SUASANA malam Minggu di kawasan Jalan Bangka, Kelurahan Lateng, Kabupaten Banyuwangi, begitu meriah. Banyak orang lalu-lalang untuk mencari dan menikmati sajian kuliner khas Timur Tengah di lapak-lapak yang berjejer di pinggir jalan. Di sana, setiap malam Minggu, ada pasar wisata kuliner yang sayang kalau dilewatkan. Namanya Arabian Street Food (Arasfo).
Arasfo sudah diresmikan oleh Bupati Banyuwangi Abdullah Azwar Anas pada 31 Oktober 2019. Keberadaannya melengkapi pasar wisata khusus tiap pekan yang digagas Pemerintah Kabupaten Banyuwangi. Awalnya aktivitas Arasfo digelar setiap Kamis malam tapi kemudian diubah jadi Sabtu malam dimulai pukul 16.00 - 22.00.

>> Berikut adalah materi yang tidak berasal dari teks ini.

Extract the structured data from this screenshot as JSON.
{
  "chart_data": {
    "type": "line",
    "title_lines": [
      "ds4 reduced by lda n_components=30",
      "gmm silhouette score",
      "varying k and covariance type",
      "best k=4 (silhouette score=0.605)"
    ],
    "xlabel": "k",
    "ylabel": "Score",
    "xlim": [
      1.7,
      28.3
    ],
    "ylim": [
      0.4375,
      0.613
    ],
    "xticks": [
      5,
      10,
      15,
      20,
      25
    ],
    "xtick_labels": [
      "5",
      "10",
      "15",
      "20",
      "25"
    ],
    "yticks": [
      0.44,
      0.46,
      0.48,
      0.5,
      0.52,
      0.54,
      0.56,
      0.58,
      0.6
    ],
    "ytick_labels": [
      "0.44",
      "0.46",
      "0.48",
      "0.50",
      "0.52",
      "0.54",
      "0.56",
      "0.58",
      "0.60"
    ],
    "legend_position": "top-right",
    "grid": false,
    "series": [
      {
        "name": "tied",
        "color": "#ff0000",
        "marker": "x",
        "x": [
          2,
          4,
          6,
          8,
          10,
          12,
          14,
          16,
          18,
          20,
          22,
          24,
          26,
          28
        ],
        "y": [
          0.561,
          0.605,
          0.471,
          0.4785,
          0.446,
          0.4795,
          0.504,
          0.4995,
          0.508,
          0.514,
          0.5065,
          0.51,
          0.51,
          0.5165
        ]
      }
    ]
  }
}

“Setelah ada masukan dari para tokoh di Lateng, jadwal yang semula Kamis diganti Sabtu, sebab kalo Kamis malam itu saatnya orang tahlilan,” ujar Bupati Banyuwangi Azwar Anas saat membuka Festival Pasar Wisata Kuliner di arena Arabian Street Food, Banyuwangi, 29 Februari 2020.
Ada beragam sajian khas Timur Tengah yang disajikan dalam acara Arasfo. Ada makanan berat seperti nasi kebuli, mandhi, briyani hingga kambing guling. Ada kudapan seperti khamir, roti maryam, shawarma hingga kebab. Ada juga minuman macam kopi Arab, kopi Turki, naknak, pokak hingga aneka teh.
Siapa tak tergiur. Di Arasfo terdapat 126 menu hidangan ala padang pasir yang terbagi dalam 29 lapak. Para penjajanya, khususnya laki-laki, memakai jubah dan sorban. Menariknya lagi, pengunjung juga bisa menikmati musik dan tarian gurun pasir atau belanja beragam kosmetik. Benar-benar semarak.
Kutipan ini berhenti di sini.